The UK is proposing measures to help speed up the recruitment of workers at airlines and airports in an effort to ease staff shortages that have led to hundreds of cancelled flights and big queues.
Aviation minister Robert Courts has written to aviation industry executives, saying the government would, by the end of April, aim to drop a requirement that companies must have completed background checks on new hires’ past employment before they begin training courses.
The move comes as the sector struggles to cope with Britons seeking to go abroad after the lifting of coronavirus restrictions because companies slashed workforces when travel ground to a halt at the start of the Covid-19 pandemic.
UK airlines have cancelled as many as 1,000 flights a week recently because of staff shortages caused by a combination of Covid-19 infections and longer-than-expected times completing background and identity checks on new starters, and obtaining security clearance for them. Travellers using airports including Heathrow, Gatwick and Manchester have experienced lengthy delays.
“All of us will be concerned about the situations some passengers have experienced over the past couple of weeks,” said Courts in his letter to industry executives on April 8.
“The Department for Transport has been working hard to identify solutions to help ease the current difficulties that you are facing in what is a competitive labour market.” Courts’ letter was first reported on by the Sunday Telegraph.
Since the UK retained EU laws on background checks after Brexit, ministers are now proposing legislation known as a statutory instrument to loosen the requirements.
Courts said in his letter: The [statutory instrument] provides the possibility of greater flexibility on the need to have gone through industry managed identity and background checks before training can begin . . .
“I want to stress that while we are acutely conscious of the need to get more staff into your operations, we have to balance this against the risk of insider threat and other security factors.

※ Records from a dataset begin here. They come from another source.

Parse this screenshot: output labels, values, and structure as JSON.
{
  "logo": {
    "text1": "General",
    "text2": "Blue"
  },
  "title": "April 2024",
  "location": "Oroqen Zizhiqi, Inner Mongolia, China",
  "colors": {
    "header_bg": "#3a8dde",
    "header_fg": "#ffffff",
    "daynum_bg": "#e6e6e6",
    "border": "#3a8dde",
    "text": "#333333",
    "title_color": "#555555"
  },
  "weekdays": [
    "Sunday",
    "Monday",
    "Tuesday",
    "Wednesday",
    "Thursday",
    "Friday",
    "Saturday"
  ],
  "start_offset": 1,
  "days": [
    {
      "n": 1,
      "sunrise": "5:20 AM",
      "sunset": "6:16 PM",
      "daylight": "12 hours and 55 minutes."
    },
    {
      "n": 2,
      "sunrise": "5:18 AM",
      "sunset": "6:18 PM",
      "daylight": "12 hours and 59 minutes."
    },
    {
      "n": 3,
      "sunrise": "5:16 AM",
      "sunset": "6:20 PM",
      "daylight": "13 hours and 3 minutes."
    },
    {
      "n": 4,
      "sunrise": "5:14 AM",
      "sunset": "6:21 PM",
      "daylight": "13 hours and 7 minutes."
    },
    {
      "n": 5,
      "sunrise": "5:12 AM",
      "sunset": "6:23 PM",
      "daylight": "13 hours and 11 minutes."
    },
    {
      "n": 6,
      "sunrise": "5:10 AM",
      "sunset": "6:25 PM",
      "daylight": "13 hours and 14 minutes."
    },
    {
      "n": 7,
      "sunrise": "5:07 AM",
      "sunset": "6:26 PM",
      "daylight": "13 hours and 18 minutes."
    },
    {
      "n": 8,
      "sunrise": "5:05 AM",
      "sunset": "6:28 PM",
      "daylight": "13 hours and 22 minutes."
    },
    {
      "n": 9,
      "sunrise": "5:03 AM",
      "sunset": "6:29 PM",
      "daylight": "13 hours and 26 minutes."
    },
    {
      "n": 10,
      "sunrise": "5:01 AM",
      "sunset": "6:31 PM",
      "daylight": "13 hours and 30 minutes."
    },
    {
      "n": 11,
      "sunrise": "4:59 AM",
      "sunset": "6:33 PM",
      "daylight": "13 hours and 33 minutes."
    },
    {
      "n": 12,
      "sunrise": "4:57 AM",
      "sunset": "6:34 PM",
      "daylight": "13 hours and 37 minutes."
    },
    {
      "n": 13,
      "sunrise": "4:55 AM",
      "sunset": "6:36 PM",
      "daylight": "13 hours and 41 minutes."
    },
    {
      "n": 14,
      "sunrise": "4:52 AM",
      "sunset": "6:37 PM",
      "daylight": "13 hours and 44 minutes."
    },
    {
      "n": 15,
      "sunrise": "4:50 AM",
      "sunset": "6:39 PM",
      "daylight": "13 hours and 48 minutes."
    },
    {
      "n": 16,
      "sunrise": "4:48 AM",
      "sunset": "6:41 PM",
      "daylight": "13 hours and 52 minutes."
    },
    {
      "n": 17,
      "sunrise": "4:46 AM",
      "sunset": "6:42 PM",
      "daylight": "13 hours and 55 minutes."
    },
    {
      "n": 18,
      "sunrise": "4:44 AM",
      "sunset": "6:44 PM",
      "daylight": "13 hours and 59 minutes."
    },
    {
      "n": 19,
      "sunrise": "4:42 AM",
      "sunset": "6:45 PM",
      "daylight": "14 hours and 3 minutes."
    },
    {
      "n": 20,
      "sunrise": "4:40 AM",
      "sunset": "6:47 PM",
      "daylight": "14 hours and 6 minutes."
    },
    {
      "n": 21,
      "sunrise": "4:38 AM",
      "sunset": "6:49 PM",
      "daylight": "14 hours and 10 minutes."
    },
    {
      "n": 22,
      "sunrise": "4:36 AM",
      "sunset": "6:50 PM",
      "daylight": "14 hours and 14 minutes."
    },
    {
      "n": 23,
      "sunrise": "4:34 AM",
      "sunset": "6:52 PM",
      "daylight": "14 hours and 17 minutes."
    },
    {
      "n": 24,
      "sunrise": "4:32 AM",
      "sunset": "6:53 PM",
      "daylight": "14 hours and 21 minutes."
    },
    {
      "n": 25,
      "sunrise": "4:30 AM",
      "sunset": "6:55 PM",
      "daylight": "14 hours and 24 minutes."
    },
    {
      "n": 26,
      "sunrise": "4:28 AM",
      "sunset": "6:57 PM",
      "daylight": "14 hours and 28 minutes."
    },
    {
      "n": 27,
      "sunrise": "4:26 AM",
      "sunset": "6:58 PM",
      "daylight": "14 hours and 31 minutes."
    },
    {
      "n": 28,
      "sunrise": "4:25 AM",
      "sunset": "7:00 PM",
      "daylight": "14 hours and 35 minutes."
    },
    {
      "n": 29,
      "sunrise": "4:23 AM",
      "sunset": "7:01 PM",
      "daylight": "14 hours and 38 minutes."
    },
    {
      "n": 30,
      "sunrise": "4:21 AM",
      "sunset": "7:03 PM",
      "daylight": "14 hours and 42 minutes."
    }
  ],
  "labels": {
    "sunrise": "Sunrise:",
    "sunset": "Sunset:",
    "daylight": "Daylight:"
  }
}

This will always be our primary focus.” He stressed the statutory instrument had to be approved by parliament.
Transport secretary Grant Shapps insisted last week he was “very concerned” about getting airlines and airports back to full strength quickly after they fired tens of thousands of staff during the pandemic.
“We had been warning them that for a long time they would need to gear up again,” he said, in remarks some industry executives interpreted as criticising the sector.
While new hires could undergo training courses without the background checks having been completed under the proposed changes outlined by Courts, they would still need full security clearance before starting work.
Background checks are distinct from security vetting and both form part of a wider series of verifications that aviation staff must go through, which usually take up to 15 weeks.
Johan Lundgren, chief executive of easyJet, said recently there was a three-week delay on vetting and the low-cost carrier would have had fewer flight cancellations if some of the 100 staff awaiting clearance had been processed sooner.
Trade bodies Airlines UK and the Airport Operators Association declined to comment.
A government spokesperson said: “Using our post-Brexit freedoms, we are looking at ways to help industry speed up job reference checks.
“However, we will not allow people to work in the sector when they have not been subject to the appropriate enquiries.”